Using Enterprise Steam with Python

This section describes how to use the Enterprise Steam for Python. Note that each Python request will result in a warning message. These warnings can be ignored.

Downloading and Installing

  1. Go to https://s3.amazonaws.com/steam-release/enterprise-steam/latest-stable.html to retrieve the latest version of Enterprise Steam.
  2. On the Steam API tab, download the Python package.
  3. Open a Terminal window, and navigate to the location where the Python .whl file was downloaded. For example:
cd ~/Downloads
  1. Install Enterprise Steam for Python using pip install <file_name>. For example:
pip install h2osteam-1.4.4-py2.py3-none-any.whl

login

In Python, use the login function to log in to your Enterprise Steam web server. Note that you must already have a username and a password. The web server and your username and password are provided to you by your Enterprise Steam Admin.

$ python
>>> import h2osteam
>>> conn = h2osteam.login(url = "https://steam.0xdata.loc",
                          verify_ssl = False,
                          username="jsmith",
                          password="jsmith")

start_h2o_cluster

Use the start_h2o_cluster function to create a new cluster. This function takes the following parameters:

  • cluster_name: Specify a name for this cluster.
  • profile_name: Specify the profile to use for this cluster.
  • num_nodes: Specify the number of nodes for the cluster.
  • node_memory: Specify the amount of memory that should be available on each node.
  • v_cores: Specify the number of virtual cores.
  • n_threads: Specify the number of threads (CPUs) to use in the cluster. Specify 0 to use all available threads.
  • max_idle_time: Specify the maximum number of hours that the cluster can be idle before gracefully shutting down. Specify 0 to turn off this setting and allow the cluster to remain idle for an unlimited amount of time.
  • max_uptime: Specify the maximum number of hours that the cluster can be running. Specify 0 to turn off this setting and allow the cluster to remain up for an unlimited amount of time.
  • extramempercent: Specify the amount of extra memory for internal JVM use outside of the Java heap. This is a percentage of memory per node. The default (and recommended) value is 10%.
  • h2o_version: The H2O engine version that this cluster will use. Note that the Enterprise Steam Admin is responsible for adding engines to Enterprise Steam.
  • yarn_queue: If your cluster contains queues for allocating cluster resources, specify the queue for this cluster. Note that the YARN Queue cannot contain spaces.
  • callback_ip: Optionally specify the IP address for callback messages from the mapper to the driver (driverif).
>>> cluster_config = conn.start_h2o_cluster(cluster_name = 'first-cluster-from-Python',
                                            profile_name = 'default',
                                            num_nodes = 2,
                                            node_memory = '30g',
                                            h2o_version = "3.22.0.1",
                                            max_idle_time = 1,
                                            max_uptime = 1)

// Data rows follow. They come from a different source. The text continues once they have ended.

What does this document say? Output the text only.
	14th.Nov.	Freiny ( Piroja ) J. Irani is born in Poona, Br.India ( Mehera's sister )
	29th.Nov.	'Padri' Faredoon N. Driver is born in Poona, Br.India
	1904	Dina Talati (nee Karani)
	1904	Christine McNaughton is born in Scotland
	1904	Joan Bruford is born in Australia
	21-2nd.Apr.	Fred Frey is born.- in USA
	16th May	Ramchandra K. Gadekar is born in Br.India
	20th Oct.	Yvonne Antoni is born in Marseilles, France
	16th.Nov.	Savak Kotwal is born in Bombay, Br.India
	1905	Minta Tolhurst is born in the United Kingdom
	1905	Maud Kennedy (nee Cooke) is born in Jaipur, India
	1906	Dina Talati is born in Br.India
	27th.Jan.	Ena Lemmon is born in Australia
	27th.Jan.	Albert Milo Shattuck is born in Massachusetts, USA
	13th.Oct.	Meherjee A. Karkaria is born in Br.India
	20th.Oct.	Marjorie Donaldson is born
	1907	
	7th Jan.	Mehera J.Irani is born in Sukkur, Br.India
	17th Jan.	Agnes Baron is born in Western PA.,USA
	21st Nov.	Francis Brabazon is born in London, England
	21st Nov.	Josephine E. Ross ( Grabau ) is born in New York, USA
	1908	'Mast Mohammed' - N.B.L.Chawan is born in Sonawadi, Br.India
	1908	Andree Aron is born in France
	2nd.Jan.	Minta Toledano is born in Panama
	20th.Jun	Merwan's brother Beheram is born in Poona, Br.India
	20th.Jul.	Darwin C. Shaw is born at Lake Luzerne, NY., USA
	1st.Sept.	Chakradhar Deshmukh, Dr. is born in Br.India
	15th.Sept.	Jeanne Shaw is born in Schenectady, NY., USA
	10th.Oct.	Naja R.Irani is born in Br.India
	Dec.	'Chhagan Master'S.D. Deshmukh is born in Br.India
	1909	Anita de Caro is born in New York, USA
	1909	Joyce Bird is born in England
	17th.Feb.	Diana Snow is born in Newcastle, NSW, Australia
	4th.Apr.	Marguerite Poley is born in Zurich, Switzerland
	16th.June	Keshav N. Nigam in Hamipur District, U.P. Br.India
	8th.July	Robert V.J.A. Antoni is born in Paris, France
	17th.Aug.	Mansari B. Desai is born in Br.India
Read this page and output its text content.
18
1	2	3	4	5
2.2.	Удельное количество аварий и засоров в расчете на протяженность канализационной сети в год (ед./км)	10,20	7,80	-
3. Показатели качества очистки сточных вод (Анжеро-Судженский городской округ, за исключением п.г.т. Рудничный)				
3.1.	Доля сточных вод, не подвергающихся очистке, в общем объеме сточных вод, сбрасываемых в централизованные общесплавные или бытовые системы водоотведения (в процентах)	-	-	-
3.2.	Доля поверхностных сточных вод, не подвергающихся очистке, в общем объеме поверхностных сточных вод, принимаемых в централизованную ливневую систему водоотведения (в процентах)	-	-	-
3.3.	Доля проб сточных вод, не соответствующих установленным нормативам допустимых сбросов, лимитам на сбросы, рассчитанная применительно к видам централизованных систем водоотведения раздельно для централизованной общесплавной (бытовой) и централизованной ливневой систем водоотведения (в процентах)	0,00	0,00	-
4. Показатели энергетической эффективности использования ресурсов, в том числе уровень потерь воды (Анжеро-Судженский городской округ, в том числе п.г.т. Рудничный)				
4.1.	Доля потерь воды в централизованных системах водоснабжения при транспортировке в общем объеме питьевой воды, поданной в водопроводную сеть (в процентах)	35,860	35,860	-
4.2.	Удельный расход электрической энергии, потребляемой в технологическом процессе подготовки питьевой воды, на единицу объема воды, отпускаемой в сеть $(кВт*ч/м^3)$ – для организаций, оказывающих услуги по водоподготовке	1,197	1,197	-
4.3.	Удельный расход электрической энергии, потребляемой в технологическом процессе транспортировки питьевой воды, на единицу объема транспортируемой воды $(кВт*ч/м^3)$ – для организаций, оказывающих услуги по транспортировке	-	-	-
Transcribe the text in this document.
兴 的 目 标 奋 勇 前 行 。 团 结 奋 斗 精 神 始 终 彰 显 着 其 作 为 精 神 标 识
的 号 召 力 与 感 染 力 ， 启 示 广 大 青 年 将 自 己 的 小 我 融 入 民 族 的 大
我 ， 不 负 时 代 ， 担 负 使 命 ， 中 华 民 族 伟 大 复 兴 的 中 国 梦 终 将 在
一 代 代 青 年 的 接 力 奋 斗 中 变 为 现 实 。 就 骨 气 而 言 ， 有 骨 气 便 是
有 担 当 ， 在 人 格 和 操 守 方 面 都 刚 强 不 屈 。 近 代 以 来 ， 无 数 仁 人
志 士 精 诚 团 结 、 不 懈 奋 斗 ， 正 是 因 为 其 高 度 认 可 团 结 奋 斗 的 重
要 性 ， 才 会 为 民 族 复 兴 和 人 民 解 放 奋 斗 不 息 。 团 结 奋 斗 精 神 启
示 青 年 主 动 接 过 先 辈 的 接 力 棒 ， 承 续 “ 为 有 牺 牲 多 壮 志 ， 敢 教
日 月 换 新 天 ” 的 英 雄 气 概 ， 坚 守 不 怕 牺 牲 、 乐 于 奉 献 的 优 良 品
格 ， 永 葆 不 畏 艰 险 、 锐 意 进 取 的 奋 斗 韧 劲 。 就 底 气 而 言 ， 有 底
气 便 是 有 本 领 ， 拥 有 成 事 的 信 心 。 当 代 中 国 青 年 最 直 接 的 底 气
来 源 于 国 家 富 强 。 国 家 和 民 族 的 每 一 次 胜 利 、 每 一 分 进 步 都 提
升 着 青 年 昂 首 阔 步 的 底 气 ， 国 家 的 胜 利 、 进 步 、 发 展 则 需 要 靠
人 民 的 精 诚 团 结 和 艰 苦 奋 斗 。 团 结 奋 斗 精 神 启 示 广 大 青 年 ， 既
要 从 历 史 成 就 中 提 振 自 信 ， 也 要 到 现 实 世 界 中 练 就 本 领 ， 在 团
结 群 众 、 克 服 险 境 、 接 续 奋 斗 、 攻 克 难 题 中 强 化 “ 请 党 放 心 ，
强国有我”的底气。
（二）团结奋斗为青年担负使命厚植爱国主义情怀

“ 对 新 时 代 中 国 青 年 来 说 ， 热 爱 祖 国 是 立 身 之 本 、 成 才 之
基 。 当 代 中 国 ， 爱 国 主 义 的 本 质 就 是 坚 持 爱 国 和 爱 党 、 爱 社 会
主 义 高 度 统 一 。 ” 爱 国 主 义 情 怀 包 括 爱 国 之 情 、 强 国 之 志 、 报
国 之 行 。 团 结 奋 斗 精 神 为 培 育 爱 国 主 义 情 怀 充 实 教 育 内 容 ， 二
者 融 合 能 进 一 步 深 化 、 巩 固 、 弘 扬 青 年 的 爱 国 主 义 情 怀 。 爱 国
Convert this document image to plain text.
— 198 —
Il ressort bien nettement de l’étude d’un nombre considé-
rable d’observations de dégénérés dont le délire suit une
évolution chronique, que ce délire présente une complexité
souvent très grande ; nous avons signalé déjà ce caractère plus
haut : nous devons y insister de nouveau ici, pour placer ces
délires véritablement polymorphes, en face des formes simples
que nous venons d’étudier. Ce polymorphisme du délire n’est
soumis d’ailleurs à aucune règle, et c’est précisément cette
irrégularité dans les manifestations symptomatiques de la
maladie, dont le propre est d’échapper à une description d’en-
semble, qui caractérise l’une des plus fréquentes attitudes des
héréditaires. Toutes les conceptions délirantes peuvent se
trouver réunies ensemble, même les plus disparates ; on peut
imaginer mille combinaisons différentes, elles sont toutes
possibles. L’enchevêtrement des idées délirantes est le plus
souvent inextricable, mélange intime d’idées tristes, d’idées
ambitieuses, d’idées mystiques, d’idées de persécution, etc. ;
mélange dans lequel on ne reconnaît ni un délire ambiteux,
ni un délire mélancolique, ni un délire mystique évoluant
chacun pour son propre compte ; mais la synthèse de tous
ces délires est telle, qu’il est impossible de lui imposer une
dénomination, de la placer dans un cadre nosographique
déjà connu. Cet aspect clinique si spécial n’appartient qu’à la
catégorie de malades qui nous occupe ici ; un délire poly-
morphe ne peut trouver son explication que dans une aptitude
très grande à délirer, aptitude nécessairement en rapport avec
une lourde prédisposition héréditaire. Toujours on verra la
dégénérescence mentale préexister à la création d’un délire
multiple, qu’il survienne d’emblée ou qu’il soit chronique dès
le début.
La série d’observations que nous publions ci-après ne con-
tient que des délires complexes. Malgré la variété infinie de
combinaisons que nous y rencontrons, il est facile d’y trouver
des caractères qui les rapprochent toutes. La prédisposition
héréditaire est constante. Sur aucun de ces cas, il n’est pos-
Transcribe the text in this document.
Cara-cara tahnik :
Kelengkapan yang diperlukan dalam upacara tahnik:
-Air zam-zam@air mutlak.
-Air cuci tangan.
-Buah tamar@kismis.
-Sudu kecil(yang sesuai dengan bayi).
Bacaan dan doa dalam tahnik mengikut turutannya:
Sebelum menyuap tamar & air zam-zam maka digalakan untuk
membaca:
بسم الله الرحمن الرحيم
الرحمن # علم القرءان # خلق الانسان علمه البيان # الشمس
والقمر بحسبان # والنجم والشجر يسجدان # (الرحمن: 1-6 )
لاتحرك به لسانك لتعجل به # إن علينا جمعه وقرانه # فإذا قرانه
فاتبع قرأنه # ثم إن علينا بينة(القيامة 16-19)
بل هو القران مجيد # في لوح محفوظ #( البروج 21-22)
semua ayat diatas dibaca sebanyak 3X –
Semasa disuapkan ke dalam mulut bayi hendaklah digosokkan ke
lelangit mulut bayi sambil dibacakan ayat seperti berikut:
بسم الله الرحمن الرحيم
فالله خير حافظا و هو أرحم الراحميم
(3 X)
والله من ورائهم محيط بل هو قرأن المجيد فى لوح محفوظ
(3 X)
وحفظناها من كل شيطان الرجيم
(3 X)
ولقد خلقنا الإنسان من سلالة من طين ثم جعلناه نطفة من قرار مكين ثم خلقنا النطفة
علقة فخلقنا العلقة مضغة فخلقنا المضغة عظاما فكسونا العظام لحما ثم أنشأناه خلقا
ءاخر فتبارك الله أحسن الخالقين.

# Call the cluster to retrieve its ID and configuration params.
>>> cluster_config
{'id': 107, 'connect_params': {'cookies': [u'first-cluster-from-Python=YW5nZWxhOmdrZm53aGJsdWY='], 'ip': 'steam.0xdata.loc', 'context_path': u'jsmit_first-cluster-from-Python', 'verify_ssl_certificates': False, 'https': True, 'port': 9999}}

Note that after you create a cluster, you can immediately connect to that cluster and begin using H2O. Refer to the following for a complete Python example.

>>> import h2o
>>> from h2o.estimators.gbm import H2OGradientBoostingEstimator
>>> h2o.connect(config = cluster_config)

# import the cars dataset
# this dataset is used to classify whether or not a car is economical based on
# the car's displacement, power, weight, and acceleration, and the year it was made
>>> cars = h2o.import_file("https://s3.amazonaws.com/h2o-public-test-data/smalldata/junit/cars_20mpg.csv")

# convert response column to a factor
>>> cars["economy_20mpg"] = cars["economy_20mpg"].asfactor()

# set the predictor names and the response column name
>>> predictors = ["displacement","power","weight","acceleration","year"]
>>> response = "economy_20mpg"

# split into train and validation sets
>>> train, valid = cars.split_frame(ratios = [.8], seed = 1234)

# initialize your estimator
>>> cars_gbm = H2OGradientBoostingEstimator(seed = 1234)

# train your model, specifying your 'x' predictors,
# your 'y' the response column, training_frame, and validation_frame
>>> cars_gbm.train(x = predictors, y = response, training_frame = train, validation_frame = valid)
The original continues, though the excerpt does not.